Tuesday, 2 November 2010

Dogwood gallery

Until I got into Blogging, I had seriously under-estimated my Dogwood (Cornus) plants. Along with most people I had considered them rather dull - a nice reliable plant that needs little attention: the sort of plant you see on the municipal roundabout! This year, I have followed their development through the medium of photography, and I have to say that I am very impressed. The sheer variety of colours their foliage has exhibited over the last couple of months is astonishing. And the flowers and berries have added another dimension too.  Just take a look at these photos...


So, if anyone asks you "What colour are Dogwood leaves?" what will you say?

And of course, one of the other attractive features of Dogwood is that even when all the leaves have fallen you will still have a glorious display of brightly-coloured stems, in various shades of red, yellow and orange. I'll be reporting on these later!

For those of you with more than a passing interest in the Dogwood family, these are the details of some of the varieties I have in my garden:
1. Cornus Sericea "Cardinal" - a large variety (grows to about 6 ft). Stems are multi-coloured red / yellow / orange.
2. Cornus Sanguinea "Midwinter Fire" - a compact variety (approx 3 ft), with small leaves, light green in Summer. Stems mostly yellowish-red.
3. Cornus Alba "Aurea" - height about 5 ft - leaves in Summer are a wonderful "acid yellow" colour, making a good contrast to darker shrubs like my Bronze Cotinus (Cotinus Coggyria "Royal Purple").  Stems bright red in Winter. My favourite one!
4. Cornus Alba "Gouchaultii" - height about 5 ft when mature - leaves variegated, green with yellow splashes. Stems not particularly impressive, yellowish.

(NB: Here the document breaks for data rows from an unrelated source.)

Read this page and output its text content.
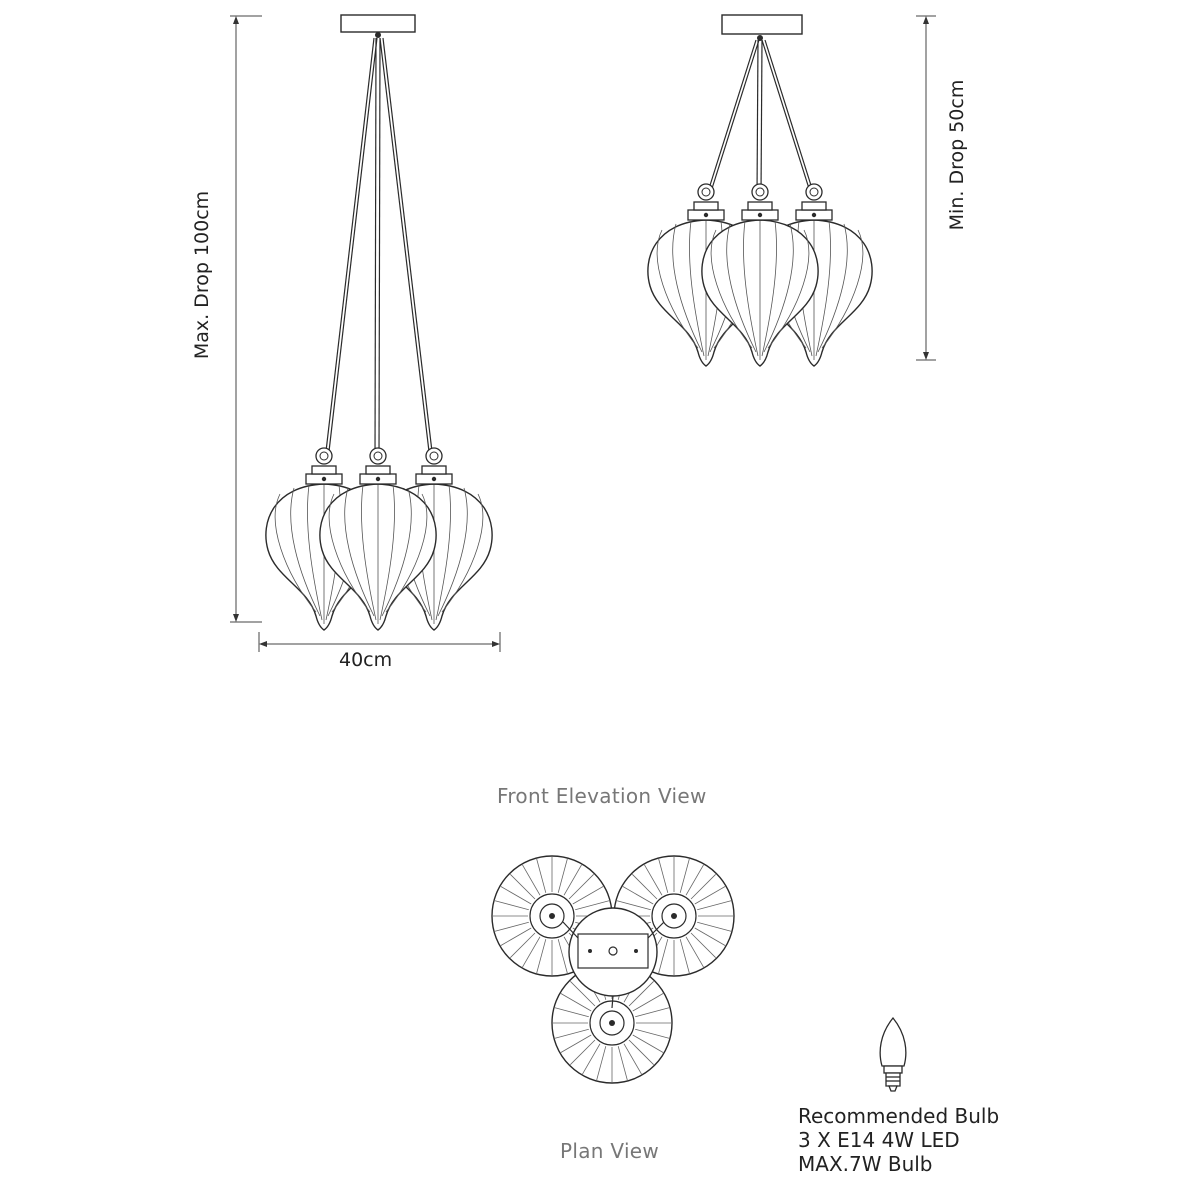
Max. Drop 100cm
Min. Drop 50cm
40cm
Front Elevation View
Plan View
Recommended Bulb
3 X E14 4W LED
MAX.7W Bulb
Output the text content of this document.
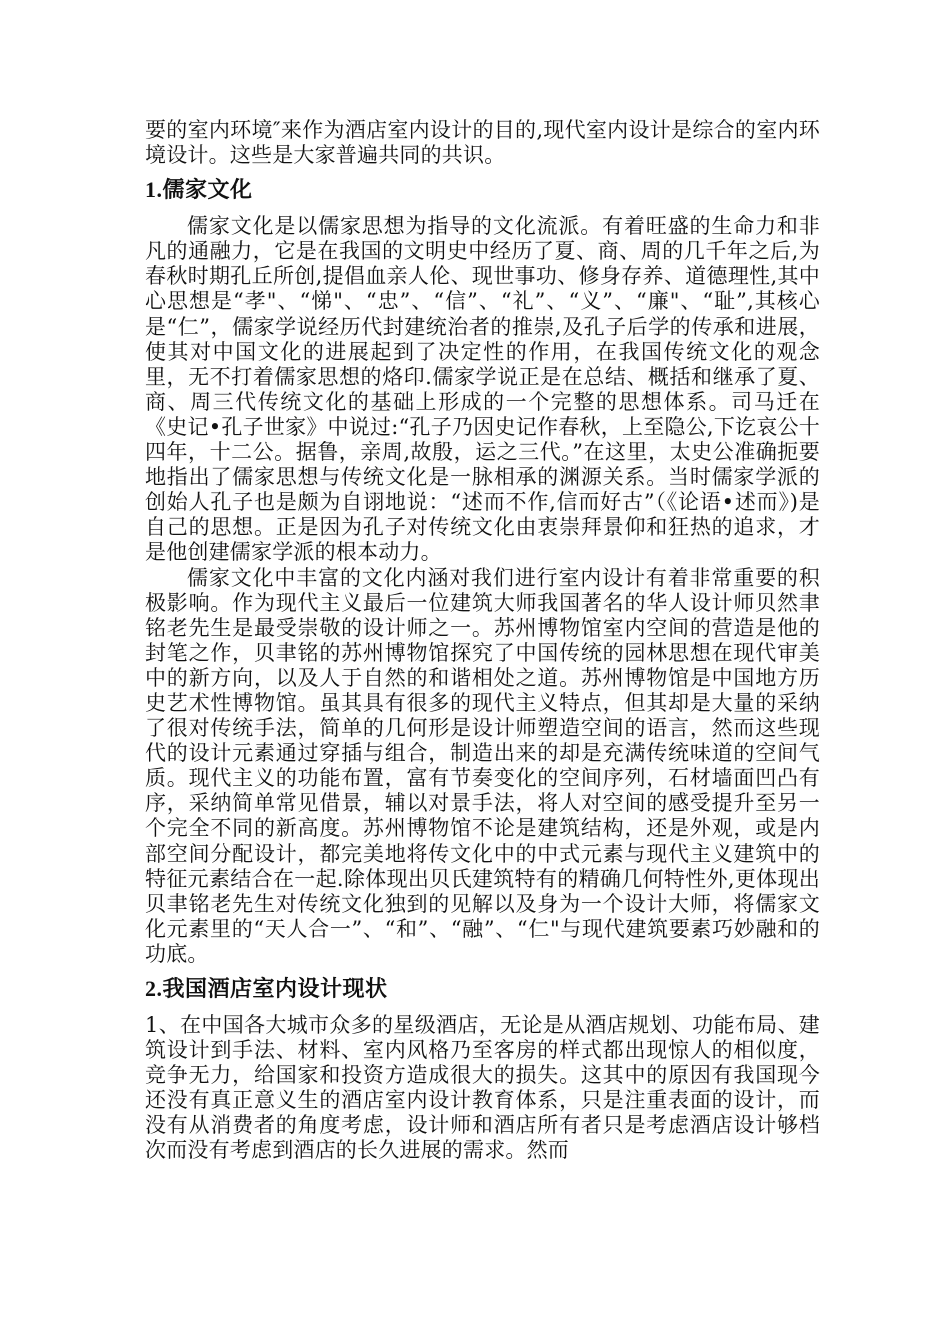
要的室内环境″来作为酒店室内设计的目的,现代室内设计是综合的室内环境设计。这些是大家普遍共同的共识。

1.儒家文化

儒家文化是以儒家思想为指导的文化流派。有着旺盛的生命力和非凡的通融力，它是在我国的文明史中经历了夏、商、周的几千年之后,为春秋时期孔丘所创,提倡血亲人伦、现世事功、修身存养、道德理性,其中心思想是“孝"、“悌"、“忠”、“信”、“礼”、“义”、“廉"、“耻”,其核心是“仁”，儒家学说经历代封建统治者的推崇,及孔子后学的传承和进展，使其对中国文化的进展起到了决定性的作用，在我国传统文化的观念里，无不打着儒家思想的烙印.儒家学说正是在总结、概括和继承了夏、商、周三代传统文化的基础上形成的一个完整的思想体系。司马迁在《史记•孔子世家》中说过:“孔子乃因史记作春秋，上至隐公,下讫哀公十四年，十二公。据鲁，亲周,故殷，运之三代。”在这里，太史公准确扼要地指出了儒家思想与传统文化是一脉相承的渊源关系。当时儒家学派的创始人孔子也是颇为自诩地说：“述而不作,信而好古”（《论语•述而》)是自己的思想。正是因为孔子对传统文化由衷崇拜景仰和狂热的追求，才是他创建儒家学派的根本动力。

儒家文化中丰富的文化内涵对我们进行室内设计有着非常重要的积极影响。作为现代主义最后一位建筑大师我国著名的华人设计师贝然聿铭老先生是最受崇敬的设计师之一。苏州博物馆室内空间的营造是他的封笔之作，贝聿铭的苏州博物馆探究了中国传统的园林思想在现代审美中的新方向，以及人于自然的和谐相处之道。苏州博物馆是中国地方历史艺术性博物馆。虽其具有很多的现代主义特点，但其却是大量的采纳了很对传统手法，简单的几何形是设计师塑造空间的语言，然而这些现代的设计元素通过穿插与组合，制造出来的却是充满传统味道的空间气质。现代主义的功能布置，富有节奏变化的空间序列，石材墙面凹凸有序，采纳简单常见借景，辅以对景手法，将人对空间的感受提升至另一个完全不同的新高度。苏州博物馆不论是建筑结构，还是外观，或是内部空间分配设计，都完美地将传文化中的中式元素与现代主义建筑中的特征元素结合在一起.除体现出贝氏建筑特有的精确几何特性外,更体现出贝聿铭老先生对传统文化独到的见解以及身为一个设计大师，将儒家文化元素里的“天人合一”、“和”、“融”、“仁"与现代建筑要素巧妙融和的功底。

2.我国酒店室内设计现状

1、在中国各大城市众多的星级酒店，无论是从酒店规划、功能布局、建筑设计到手法、材料、室内风格乃至客房的样式都出现惊人的相似度，竞争无力，给国家和投资方造成很大的损失。这其中的原因有我国现今还没有真正意义生的酒店室内设计教育体系，只是注重表面的设计，而没有从消费者的角度考虑，设计师和酒店所有者只是考虑酒店设计够档次而没有考虑到酒店的长久进展的需求。然而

I do also have a couple of other varieties, but I don't know their official names. For instance, one of them was propagated from some cuttings I took from some bushes at the side of a road. Since it came from near Milton Keynes, I call it "Cornus Milton Keynesii" ! It has mid-green Summer leaves and bright red Winter stems.

Incidentally, Dogwood is very easy to propagate from cuttings. I find that tearing off a small shoot (about 6 ins / 15cm long) with a "heel" of bark attached is better than literally cutting. I think the heel of bark has more growth hormones in it or something. You just push the cuttings into a pot of compost and leave them somewhere out of direct sunlight for a couple of months, watering occasionally, and most of them will start to grow. If you want, you can dip the cuttings in a commercial "Hormone Rooting Powder", but I'm not convinced that this is strictly necessary.


  1. A very beautiful plant. The white fruit looks great agains the red leaves.

  2. Since moving to this garden and having time, along with the impetus of a blog to feed with photos has certainly motivated me to look very closely at what is here. I too have found amazing beauty in very common plants. That is why I like to take close photographs of parts of plants and flowers etc. I wonder if there is dogwood in Oz. I will try to find out.

  3. Lovely range of pictures, Mark. I love the dogwoods, especially in the winter when they really come into their own. The winter gardens at Anglesey Abbey are a stunning example. I'm a particular fan of the Midwinter Fire - think my mum has made some cuttings of her one for us, as soon as we have somewhere to put them!

  4. Lovely pics Mark - isn't it funny how blogging about your garden makes you take more notice of it, and in details too, because of taking so many photos? I'm finding it a very welcome side effect.

  5. I used to think of vegetables just as a food. But starting my garden and raising my vegetables could change the idea perfectly. I came to see vegetables as living creatures. I believe you see the dogwoods, which were so common plants that you were not able to recognize their beauty, as beautiful.

  6. I wonder if we have this plant in America? If so, it must be called something else. The only Dogwood I am familiar with in U.S is a tree with beautiful flowers in Spring, either pink or white. It is said that the Dogwood tree was used for the cross that Jesus died on, and after that never grew so very large. I find learning about the plants there very interesting and your photograhy is surperb.